After Francisco caught the flu, he suffered at home and died there. On the other hand, his sister Jacinta, by the grace of God far beyond her years in her saintly disposition by eagerly suffering much already for the conversion of sinners, was asked by our Blessed Mother if she wanted to suffer a little longer for the conversion of even more sinners. She gladly agreed to that.

Jacinta did so in two hospitals, even knowing she was to die alone, without her parents and cousin and seer Lucia with her.

Before her cousin was taken to the second hospital in Lisbon, Lucia asked Jacinta what she was going to do in heaven.

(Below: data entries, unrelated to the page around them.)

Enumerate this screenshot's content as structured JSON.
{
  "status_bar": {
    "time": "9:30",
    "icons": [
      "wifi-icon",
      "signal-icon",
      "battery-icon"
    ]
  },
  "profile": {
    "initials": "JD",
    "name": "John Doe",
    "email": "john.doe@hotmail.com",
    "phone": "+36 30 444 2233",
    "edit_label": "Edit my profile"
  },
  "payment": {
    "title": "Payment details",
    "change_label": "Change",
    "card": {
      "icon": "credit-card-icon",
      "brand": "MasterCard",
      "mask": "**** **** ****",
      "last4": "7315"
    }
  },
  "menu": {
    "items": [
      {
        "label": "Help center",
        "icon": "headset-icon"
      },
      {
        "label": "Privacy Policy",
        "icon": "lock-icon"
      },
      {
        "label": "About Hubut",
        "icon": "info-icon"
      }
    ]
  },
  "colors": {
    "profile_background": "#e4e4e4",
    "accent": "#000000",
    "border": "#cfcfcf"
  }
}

Jacinta answered, “I’m going to love Jesus very much, and the Immaculate Heart of Mary, too. I’m going to pray a lot for you, for sinners, for the Holy Father, for my parents and my brothers and sisters, and for all the people who have asked me to pray for them...”

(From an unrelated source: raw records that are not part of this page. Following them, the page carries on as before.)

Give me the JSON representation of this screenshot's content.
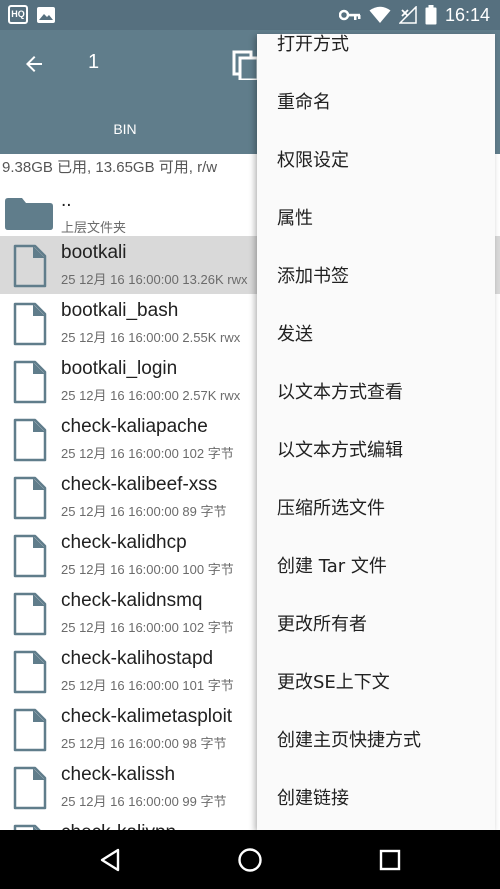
{
  "status_bar": {
    "time": "16:14",
    "left_icons": [
      "hq-icon",
      "image-icon"
    ],
    "right_icons": [
      "key-icon",
      "wifi-icon",
      "no-signal-icon",
      "battery-icon"
    ],
    "hq_label": "HQ"
  },
  "toolbar": {
    "title": "1",
    "tab_label": "BIN"
  },
  "storage_text": "9.38GB 已用, 13.65GB 可用, r/w",
  "files": [
    {
      "name": "..",
      "meta": "上层文件夹",
      "type": "folder"
    },
    {
      "name": "bootkali",
      "meta": "25 12月 16 16:00:00  13.26K  rwx",
      "type": "file",
      "selected": true
    },
    {
      "name": "bootkali_bash",
      "meta": "25 12月 16 16:00:00  2.55K  rwx",
      "type": "file"
    },
    {
      "name": "bootkali_login",
      "meta": "25 12月 16 16:00:00  2.57K  rwx",
      "type": "file"
    },
    {
      "name": "check-kaliapache",
      "meta": "25 12月 16 16:00:00  102 字节",
      "type": "file"
    },
    {
      "name": "check-kalibeef-xss",
      "meta": "25 12月 16 16:00:00  89 字节",
      "type": "file"
    },
    {
      "name": "check-kalidhcp",
      "meta": "25 12月 16 16:00:00  100 字节",
      "type": "file"
    },
    {
      "name": "check-kalidnsmq",
      "meta": "25 12月 16 16:00:00  102 字节",
      "type": "file"
    },
    {
      "name": "check-kalihostapd",
      "meta": "25 12月 16 16:00:00  101 字节",
      "type": "file"
    },
    {
      "name": "check-kalimetasploit",
      "meta": "25 12月 16 16:00:00  98 字节",
      "type": "file"
    },
    {
      "name": "check-kalissh",
      "meta": "25 12月 16 16:00:00  99 字节",
      "type": "file"
    },
    {
      "name": "check-kalivpn",
      "meta": "",
      "type": "file"
    }
  ],
  "menu": [
    "打开方式",
    "重命名",
    "权限设定",
    "属性",
    "添加书签",
    "发送",
    "以文本方式查看",
    "以文本方式编辑",
    "压缩所选文件",
    "创建 Tar 文件",
    "更改所有者",
    "更改SE上下文",
    "创建主页快捷方式",
    "创建链接"
  ],
  "nav": [
    "back-icon",
    "home-icon",
    "recents-icon"
  ],
  "colors": {
    "primary": "#607d8b",
    "primary_dark": "#56707f",
    "file_icon": "#607d8b",
    "selected_row": "#d9d9d9"
  }
}
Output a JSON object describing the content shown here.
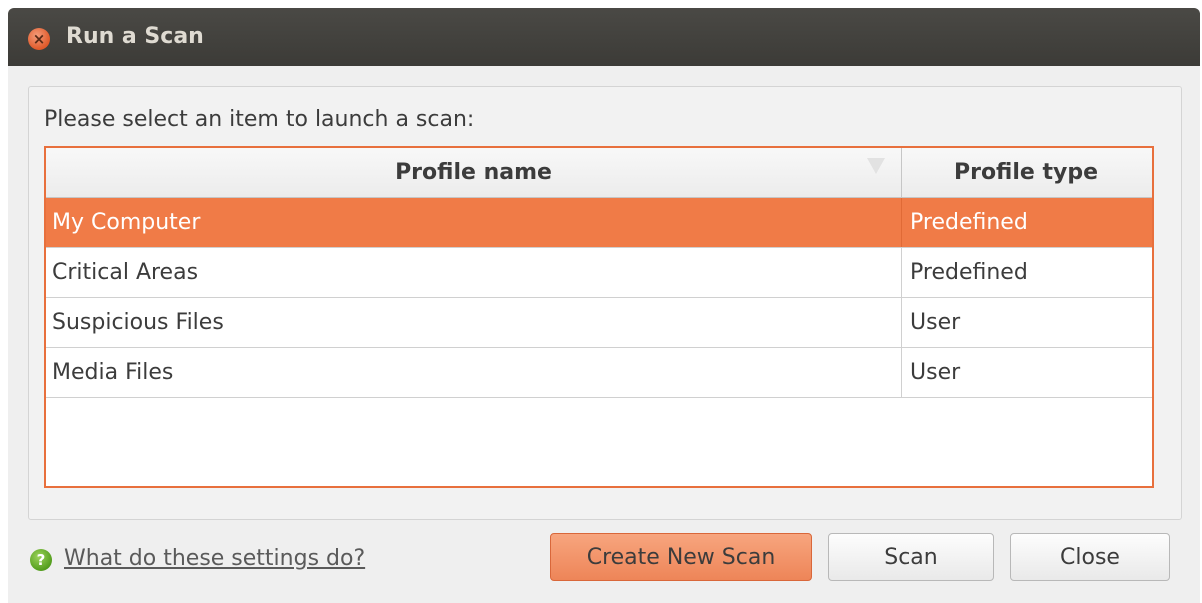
{
  "window": {
    "title": "Run a Scan",
    "close_icon": "close-icon",
    "close_glyph": "×"
  },
  "prompt": "Please select an item to launch a scan:",
  "table": {
    "columns": [
      "Profile name",
      "Profile type"
    ],
    "rows": [
      {
        "name": "My Computer",
        "type": "Predefined",
        "selected": true
      },
      {
        "name": "Critical Areas",
        "type": "Predefined",
        "selected": false
      },
      {
        "name": "Suspicious Files",
        "type": "User",
        "selected": false
      },
      {
        "name": "Media Files",
        "type": "User",
        "selected": false
      }
    ]
  },
  "footer": {
    "help_icon": "help-icon",
    "help_glyph": "?",
    "help_link": "What do these settings do?",
    "buttons": {
      "create": "Create New Scan",
      "scan": "Scan",
      "close": "Close"
    }
  },
  "colors": {
    "accent": "#f07b47",
    "titlebar": "#3c3b37"
  }
}
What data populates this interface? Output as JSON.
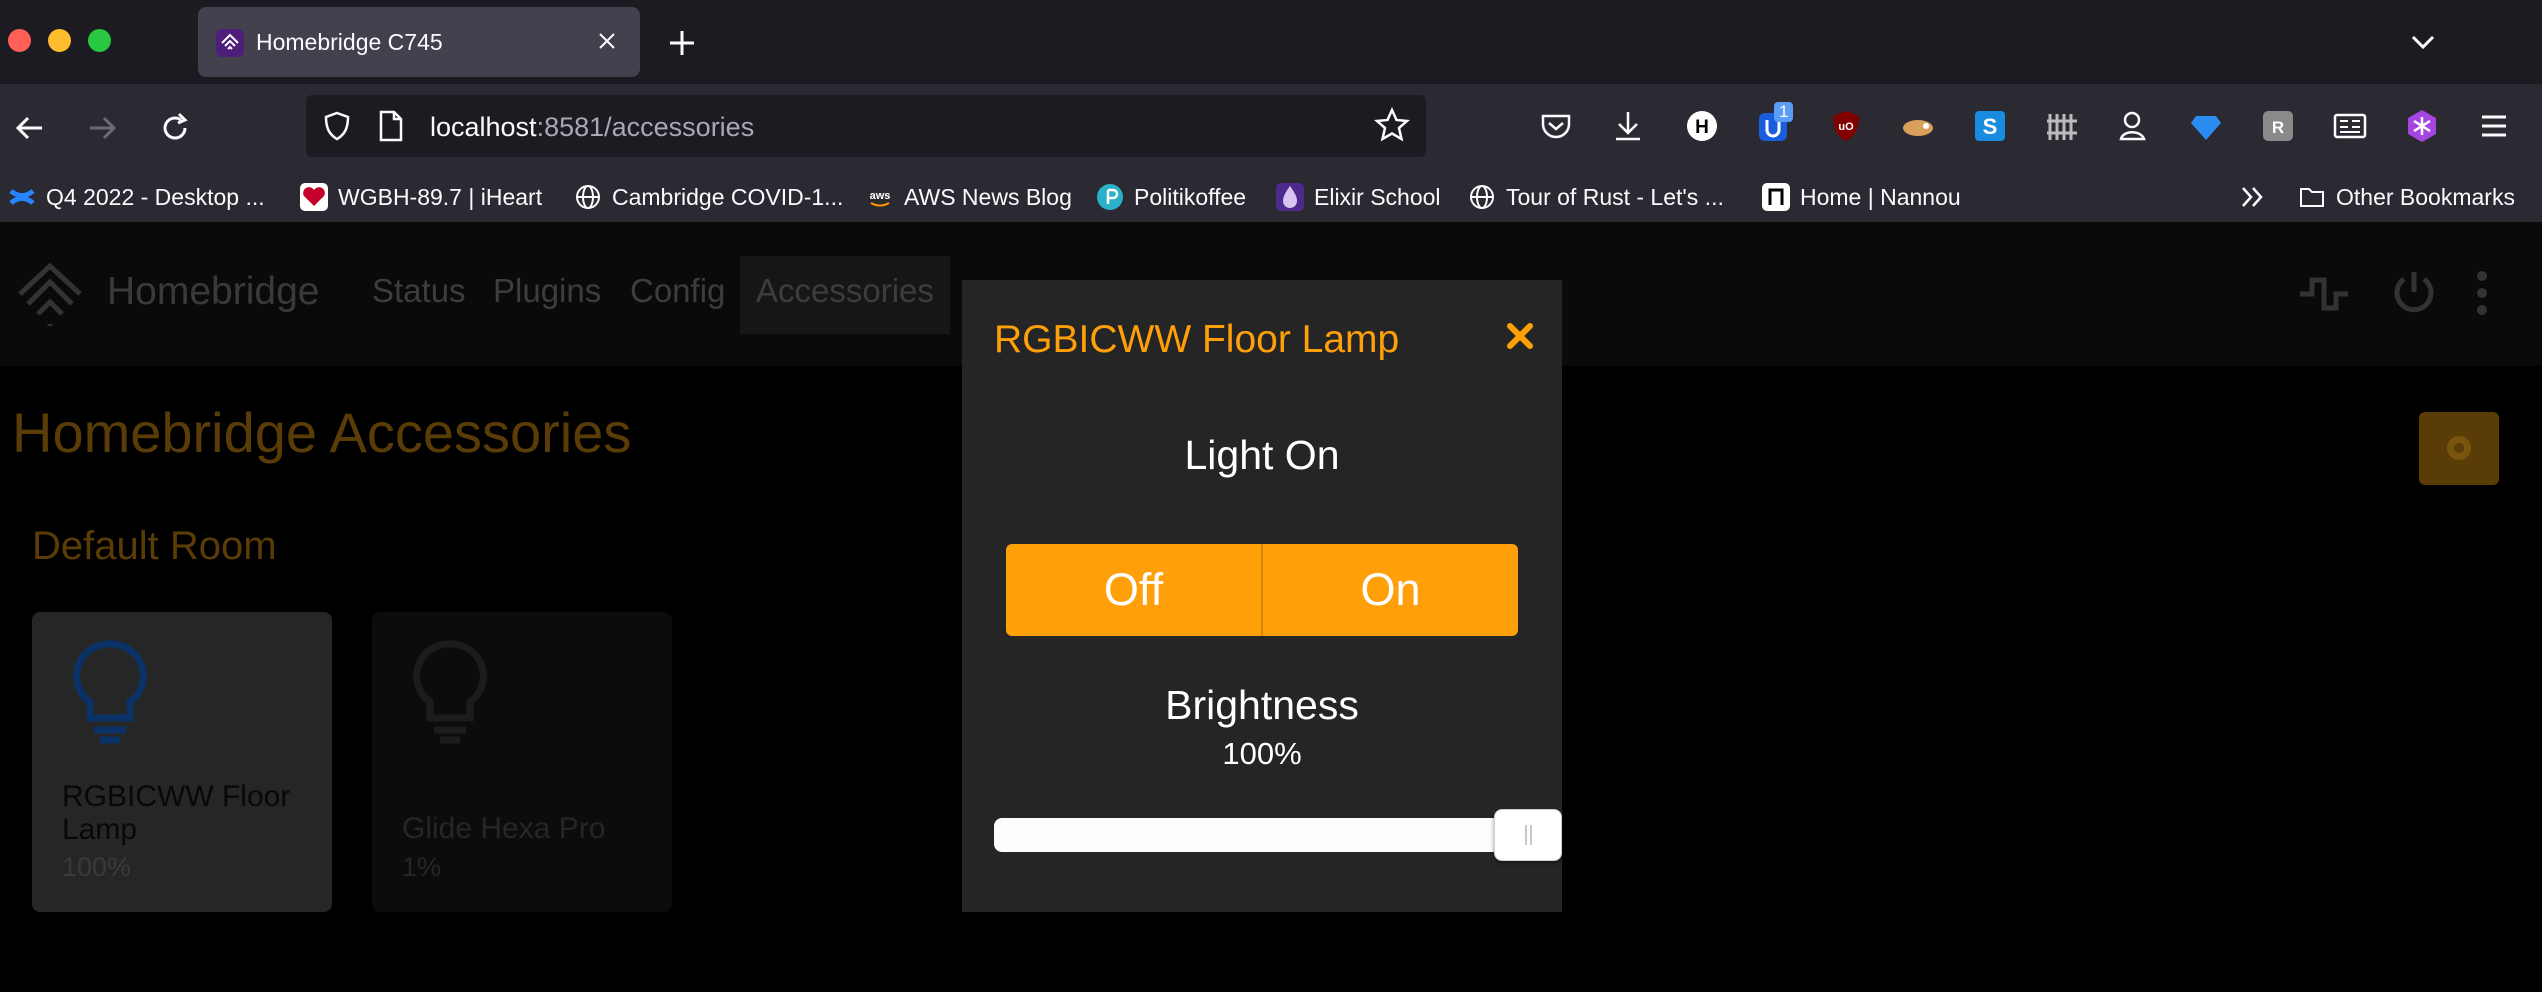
{
  "browser": {
    "tab_title": "Homebridge C745",
    "url_host": "localhost",
    "url_rest": ":8581/accessories",
    "bookmarks": [
      "Q4 2022 - Desktop ...",
      "WGBH-89.7 | iHeart",
      "Cambridge COVID-1...",
      "AWS News Blog",
      "Politikoffee",
      "Elixir School",
      "Tour of Rust - Let's ...",
      "Home | Nannou"
    ],
    "other_bookmarks": "Other Bookmarks",
    "extension_badge": "1",
    "colors": {
      "tabbar": "#1c1b22",
      "toolbar": "#2b2a33",
      "tab_active": "#42414d"
    }
  },
  "app": {
    "brand": "Homebridge",
    "nav": [
      "Status",
      "Plugins",
      "Config",
      "Accessories"
    ],
    "page_title": "Homebridge Accessories",
    "room_title": "Default Room",
    "tiles": [
      {
        "name_line1": "RGBICWW Floor",
        "name_line2": "Lamp",
        "value": "100%"
      },
      {
        "name_line1": "Glide Hexa Pro",
        "name_line2": "",
        "value": "1%"
      }
    ],
    "colors": {
      "accent": "#ff9f0a"
    }
  },
  "modal": {
    "title": "RGBICWW Floor Lamp",
    "light_label": "Light On",
    "off_label": "Off",
    "on_label": "On",
    "brightness_label": "Brightness",
    "brightness_value": "100%",
    "brightness_level": 1.0
  }
}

That last part includes us today.

Already here on earth young Jacinta’s prayers were powerful. Here’s what Lucia recorded about just one of the times:

A poor woman afflicted with a terrible disease met us one day. Weeping, she knelt before Jacinta and begged her to ask Our Lady to cure her. Jacinta was distressed to see a woman kneeling before her, and caught hold of her with trembling hands to lift her up. But seeing this was beyond her strength, she, too, knelt down and said three Hail Marys with the woman. She then asked her to get up, and assured her that Our Lady would cure her. After that, she continued to pray daily for that woman, until she returned some time later to thank Our Lady for her cure.

Father John de Marchi described in his book how during the worldwide 1918 flu epidemic many made a pilgrimage to Fatima because they were already sick or frightened of catching the deadly flu. People processed with images of Our Lady of the Rosary and favorite saints. Maria, the woman who was custodian of the Fatima chapel, said the priest who gave the first sermon at the Cova “stressed the important thing to pursue was ‘amendment of life.’” Although then very ill, Jacinta was there. Maria well remembered, “[The] people were weeping in sorrow over this epidemic. Our Lady heard the prayers they offered because from that day on, we had no more cases of influenza in our district.”

During his homily in Fatima St. John Paul II said, “Francisco bore without complaining the great sufferings caused by the illness from which he died. It all seemed to him so little to console Jesus:  he died with a smile on his lips. Little Francisco had a great desire to atone for the offences of sinners by striving to be good and by offering his sacrifices and prayers. The life of Jacinta, his younger sister by almost two years, was motivated by these same sentiments.”

John Paul II repeated the words of Jesus from the gospels, connecting them to these young saints when he added, “Father, to you I offer praise, for what you have hidden from the learned and the clever you have revealed to the merest children.” 

As you’re praying to St. Jacinta and St. Francisco for their intercession during this time, also check out this World Rosary 2020, so important for our times and world, also spearheaded by the Children of the Eucharist.

 

Prayer to Sts. Jacinta and Francisco Marto for This Time

Saints Jacinta and Francisco Marto, dear shepherd children of Fatima, you were chosen by Heaven to see Our Blessed Mother and to deliver her message of conversion to a world that had strayed far from God.

You who suffered so greatly and died from the Spanish flu, the pandemic of your time, pray for us who suffer in the pandemic of our times, that God may have mercy upon us.

Pray for the children of the world.

Pray for our protection and an end to what plagues us physically, mentally and spiritually.

Pray for our world, our countries, the Church, and for the most vulnerable people who are suffering and in need of healing.

Little Shepherds of Fatima, help us to come to the refuge of Mary’s Immaculate Heart, so to receive the graces we need at this time, and to come to the beauty of the life that is to come.

We trust, as you did, in the words of our Blessed Mother who taught you to, “pray the rosary every day in honor of Our Lady of the Rosary, because only She can help you.” Amen.